Study finds secret to diverse forests’ super success
We’ve long known that diverse stands of trees tend to be more productive than monocultures. What we haven’t known is why. In a paper published today in the scientific journal Nature Ecology & Evolution, researchers from the University of Minnesota and Université du Québec à Montréal show the talent behind the trait: Thanks to their natural different growth forms and ability to modify their shape to fit the available space, multiple species are able to fill in vertical gaps with branches and leaves. This maximizes their combined ability to soak up the sun falling on a particular plot of land and turn it into tree — absorbing planet-warming carbon dioxide and producing wood in the process.
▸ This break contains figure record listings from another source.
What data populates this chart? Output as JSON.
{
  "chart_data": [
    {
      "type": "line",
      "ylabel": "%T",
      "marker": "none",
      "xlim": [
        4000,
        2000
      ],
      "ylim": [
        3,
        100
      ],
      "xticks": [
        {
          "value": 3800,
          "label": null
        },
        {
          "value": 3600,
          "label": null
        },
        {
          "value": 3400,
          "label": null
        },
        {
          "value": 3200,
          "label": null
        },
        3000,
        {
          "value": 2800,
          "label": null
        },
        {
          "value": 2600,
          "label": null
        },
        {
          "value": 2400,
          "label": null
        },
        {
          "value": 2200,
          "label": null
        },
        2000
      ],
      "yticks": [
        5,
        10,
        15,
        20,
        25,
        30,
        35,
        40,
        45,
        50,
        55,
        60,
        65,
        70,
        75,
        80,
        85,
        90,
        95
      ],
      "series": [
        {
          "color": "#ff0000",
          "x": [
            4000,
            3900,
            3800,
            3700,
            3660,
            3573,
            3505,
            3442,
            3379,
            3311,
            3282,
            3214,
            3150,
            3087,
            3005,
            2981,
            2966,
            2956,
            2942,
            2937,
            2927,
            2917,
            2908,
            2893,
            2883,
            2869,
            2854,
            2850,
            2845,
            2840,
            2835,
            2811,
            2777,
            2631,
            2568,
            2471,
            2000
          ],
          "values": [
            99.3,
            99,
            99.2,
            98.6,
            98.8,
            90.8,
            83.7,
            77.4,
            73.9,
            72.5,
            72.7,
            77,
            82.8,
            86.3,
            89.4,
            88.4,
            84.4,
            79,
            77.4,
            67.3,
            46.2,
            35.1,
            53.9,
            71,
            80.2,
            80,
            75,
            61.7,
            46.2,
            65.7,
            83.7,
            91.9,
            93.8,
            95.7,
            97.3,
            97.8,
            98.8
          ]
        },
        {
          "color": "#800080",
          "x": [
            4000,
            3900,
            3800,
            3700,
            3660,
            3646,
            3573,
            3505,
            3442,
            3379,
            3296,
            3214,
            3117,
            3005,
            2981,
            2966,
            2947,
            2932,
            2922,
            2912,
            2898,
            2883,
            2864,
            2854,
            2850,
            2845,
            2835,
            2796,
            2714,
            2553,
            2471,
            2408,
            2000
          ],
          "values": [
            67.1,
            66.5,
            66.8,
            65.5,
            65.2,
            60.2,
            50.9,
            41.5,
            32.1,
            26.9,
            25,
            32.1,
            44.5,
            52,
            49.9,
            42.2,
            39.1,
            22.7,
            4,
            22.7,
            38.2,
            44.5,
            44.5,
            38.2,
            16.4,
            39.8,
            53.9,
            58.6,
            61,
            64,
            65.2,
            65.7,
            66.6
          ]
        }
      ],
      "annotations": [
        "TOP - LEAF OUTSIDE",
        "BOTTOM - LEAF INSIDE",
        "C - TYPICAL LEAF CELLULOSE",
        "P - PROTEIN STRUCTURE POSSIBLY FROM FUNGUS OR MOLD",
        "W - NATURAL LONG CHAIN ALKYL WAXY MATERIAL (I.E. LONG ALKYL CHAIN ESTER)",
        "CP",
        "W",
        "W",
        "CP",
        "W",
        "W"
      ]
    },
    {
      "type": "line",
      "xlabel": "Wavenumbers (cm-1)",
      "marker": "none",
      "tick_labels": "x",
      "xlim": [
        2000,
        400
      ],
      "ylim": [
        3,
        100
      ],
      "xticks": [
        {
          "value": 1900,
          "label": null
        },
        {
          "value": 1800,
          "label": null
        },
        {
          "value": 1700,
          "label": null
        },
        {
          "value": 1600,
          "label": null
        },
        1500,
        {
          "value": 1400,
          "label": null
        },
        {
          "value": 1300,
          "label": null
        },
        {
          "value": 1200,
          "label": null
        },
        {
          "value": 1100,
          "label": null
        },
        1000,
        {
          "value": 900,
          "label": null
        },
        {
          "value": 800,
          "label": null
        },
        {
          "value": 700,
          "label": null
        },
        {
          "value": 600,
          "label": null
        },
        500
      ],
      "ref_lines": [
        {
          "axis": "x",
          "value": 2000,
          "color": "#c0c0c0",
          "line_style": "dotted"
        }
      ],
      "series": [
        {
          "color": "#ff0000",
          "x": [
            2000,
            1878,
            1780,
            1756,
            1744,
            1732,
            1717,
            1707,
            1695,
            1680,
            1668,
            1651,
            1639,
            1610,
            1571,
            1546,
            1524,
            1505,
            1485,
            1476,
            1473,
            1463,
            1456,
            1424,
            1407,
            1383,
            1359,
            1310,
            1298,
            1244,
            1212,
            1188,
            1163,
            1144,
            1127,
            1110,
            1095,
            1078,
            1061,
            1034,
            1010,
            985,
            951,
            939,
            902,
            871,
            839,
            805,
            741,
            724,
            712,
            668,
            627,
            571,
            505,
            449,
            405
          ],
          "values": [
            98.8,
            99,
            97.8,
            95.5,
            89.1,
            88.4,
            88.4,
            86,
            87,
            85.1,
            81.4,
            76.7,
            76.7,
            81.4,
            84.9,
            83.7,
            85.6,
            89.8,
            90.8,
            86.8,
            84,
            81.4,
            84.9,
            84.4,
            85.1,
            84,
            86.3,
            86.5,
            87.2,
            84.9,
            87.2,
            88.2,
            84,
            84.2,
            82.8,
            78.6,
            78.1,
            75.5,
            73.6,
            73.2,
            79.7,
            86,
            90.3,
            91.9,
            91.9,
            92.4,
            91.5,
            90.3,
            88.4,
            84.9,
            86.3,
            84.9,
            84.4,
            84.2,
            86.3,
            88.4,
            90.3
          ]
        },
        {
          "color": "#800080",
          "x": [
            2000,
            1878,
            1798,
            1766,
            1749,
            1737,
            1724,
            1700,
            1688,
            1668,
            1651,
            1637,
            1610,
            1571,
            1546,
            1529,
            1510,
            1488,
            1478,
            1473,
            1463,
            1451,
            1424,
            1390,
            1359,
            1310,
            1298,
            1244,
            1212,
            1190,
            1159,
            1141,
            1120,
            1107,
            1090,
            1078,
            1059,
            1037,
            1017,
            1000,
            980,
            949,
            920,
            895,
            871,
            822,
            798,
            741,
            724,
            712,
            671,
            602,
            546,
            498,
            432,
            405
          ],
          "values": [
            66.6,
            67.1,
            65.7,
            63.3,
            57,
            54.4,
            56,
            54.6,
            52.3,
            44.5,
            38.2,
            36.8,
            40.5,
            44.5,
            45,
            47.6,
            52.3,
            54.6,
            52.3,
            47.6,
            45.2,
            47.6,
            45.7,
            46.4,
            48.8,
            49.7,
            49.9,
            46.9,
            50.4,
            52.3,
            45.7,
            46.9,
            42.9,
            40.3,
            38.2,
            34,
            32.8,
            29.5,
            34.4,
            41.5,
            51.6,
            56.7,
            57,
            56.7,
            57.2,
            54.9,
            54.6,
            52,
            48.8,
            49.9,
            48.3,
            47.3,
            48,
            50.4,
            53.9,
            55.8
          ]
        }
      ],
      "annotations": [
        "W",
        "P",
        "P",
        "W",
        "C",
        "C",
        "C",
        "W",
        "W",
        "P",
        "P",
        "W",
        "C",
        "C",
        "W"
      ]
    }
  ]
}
“It’s a common hypothesis that complementarity matters,” says lead author Laura Williams, a graduate student in Ecology, Evolution and Behavior with the College of Biological Sciences at the University of Minnesota and advised by professors Peter Reich and Jeannine Cavender-Bares. “This is a case study that provides evidence to support complementarity in the use of space.”
Plots made up of a single tree species are limited in how well they can fill the available space with leaves. Multiple species are better able to fill space, boosting their ability to capture carbon dioxide and produce wood.
To learn how diversity boosts productivity, Williams and colleagues looked at 37 plots of trees that had been planted in Montreal four years previously, ranging from a monoculture to a plot with 12 different tree species commonly found in northern forests. Using simple tools — measuring tapes and height poles — they characterized the vertical distribution of branches and leaves and amount of trunk biomass trees produced under the various combinations. They found that in plots with multiple species, the different natural growth forms and light requirements of the various species, combined with their ability to tailor their growth to their neighbors, made it possible for the trees to send branches into places where they could better use the available light, growing better together than in single-species plots. Not only that, but the better equipped the particular combination of species was to use the range of light environments within the forest canopy, the better packed the crowns and the more biomass the plot supported.
In addition to providing a better understanding of how trees function in ecosystems, the research has implications for forest management practice. Currently only a small fraction of the world’s plantation forests, less than 1 percent, contain more than one species. These findings provide support for the use of multiple species as a way to boost forests’ ability to produce wood and remove carbon dioxide from the atmosphere.
“This study shows how we can think of forests as communities made up of trees that fit together, partition labor and react to their neighbors in ways that affect how the entire ecosystem functions,” Williams says. “In helping to answer the long-unresolved question of why more diverse mixtures grow more, we’ve improved our understanding of how to sustain and improve the functioning of forests in ways that contribute to the well-being of humans and our planet.”